Panta rei

E’ vero, tutto passa. Apprendo solo ieri della morte ad Amsterdam nel 2012 di Sean Bergin, musicista bianco sudafricano classe 1948. Sean era nato a Durban e da quella terra aveva preso gran parte della sua ispirazione studiandone a fondo le tradizioni della musica popolare dei neri e condividendone le lotte razziali ma poi la sua patria era stato il mondo, vivendo e suonando soprattutto in Italia e nord Europa.
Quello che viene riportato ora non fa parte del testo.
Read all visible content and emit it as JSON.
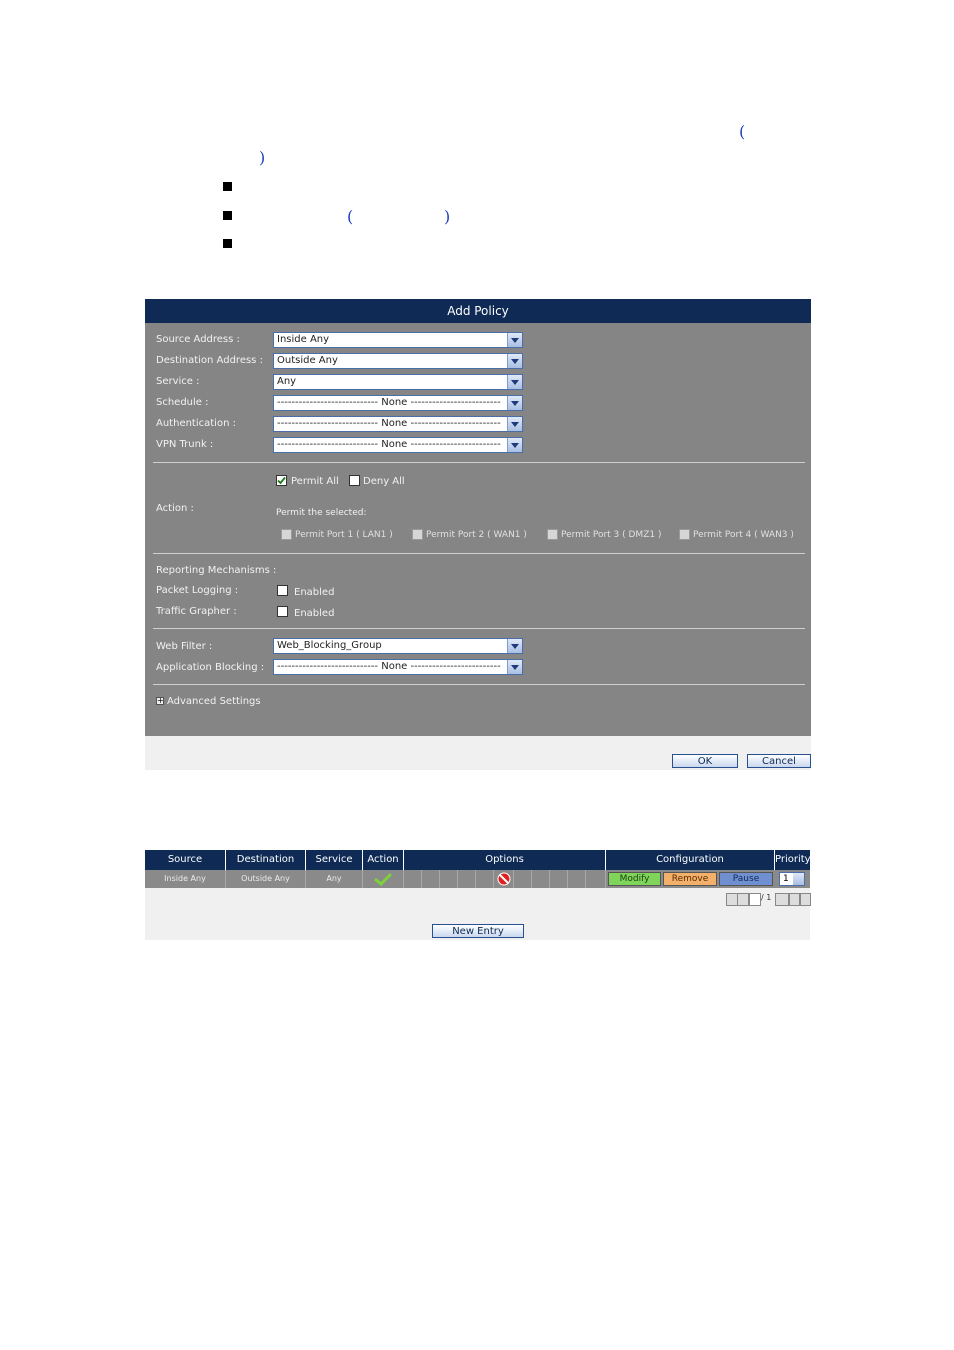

Era un saxofonista ma in realtà faceva parte di quelle persone toccate dal fato per le quali ogni strumento è buono per far musica, un genio direbbero molti oggi.

Faceva parte della generazione degli Han Bennink, dei Peter Brotzman, dei Tomasz Stanko etc.

Fu una generazione di musicisti straordinari di avanguardia difficilmente incasellabili perchè avevano un’idea di musica globale, in parte come Don Cherry, Joe Zawinul. A Firenze veniva spesso, io ero studentello di musica e lo ricordo sempre circondato da amici, suonavano musica tosta e suonavano dovunque, dal jazz club alla pensilina della stazione centrale, spesso dopo aver fulminato alcuni litri di alcol , eppure la loro musica era oltre, provocatoria, dissacratoria, dolce, amara, feroce, rappresentava perfettamente il malessere di certe generazioni.

Con rammarico mi rendo conto riascoltando quel poco che è rimasto in rete, che a quel tempo non capii a fondo la grandezza e la bellezza di quel messaggio e di quelle persone, anche se ascoltarli era un trip, molto molto forte credetemi.

Una cosa accomunò quel giro di musicisti, un’ideale di uguaglianza per tutti i popoli una uguaglianza di opportunità e di condizioni sociali. Non lo so se era ragionevole, se fosse giusta come visione ma so che ci rappresentava, noi e la nostra rabbia e so che quella visione permeava ogni nota che facevano.

Oggi mi guardo indietro e sento che quel tipo di persone, quel mondo mi manca molto, c’era una purezza rara in quelle persone, una capacità di fare comunità oggi sconosciuta.

Allora come oggi era difficile essere davvero così fino in fondo, anche allora come oggi eri visto come uno strano, uno fuori ma io so che queste persone ci aprirono un mondo, ci spianarono una strada.

La cosa per la quale sono fortemente debitore nei loro confronti è l’aver imparato la vera funzione delle arti, unire le persone, farle “crescere” renderle consapevoli di ciò che le circonda ed agire, si se vogliamo cambiare in meglio il mondo dobbiamo agire, loro alla loro maniera lo fecero.

Oggi è tutto show e poca sostanza, chi ha idee contro corrente spesso ha timore di metterle sul tavolo ma è necessario farlo.

 

Citando un altro gigante, Lester Bowie “Le arti hanno il compito primario di migliorare il livello di vita delle persone, di tutte le persone”

 

Io la vedo come Lester e cerco di portare avanti l’atteggiamento dei Sean Bergin, se non raccogliessi quella rara eredità queste persone avrebbero seminato inutilmente e lo troverei tremendo.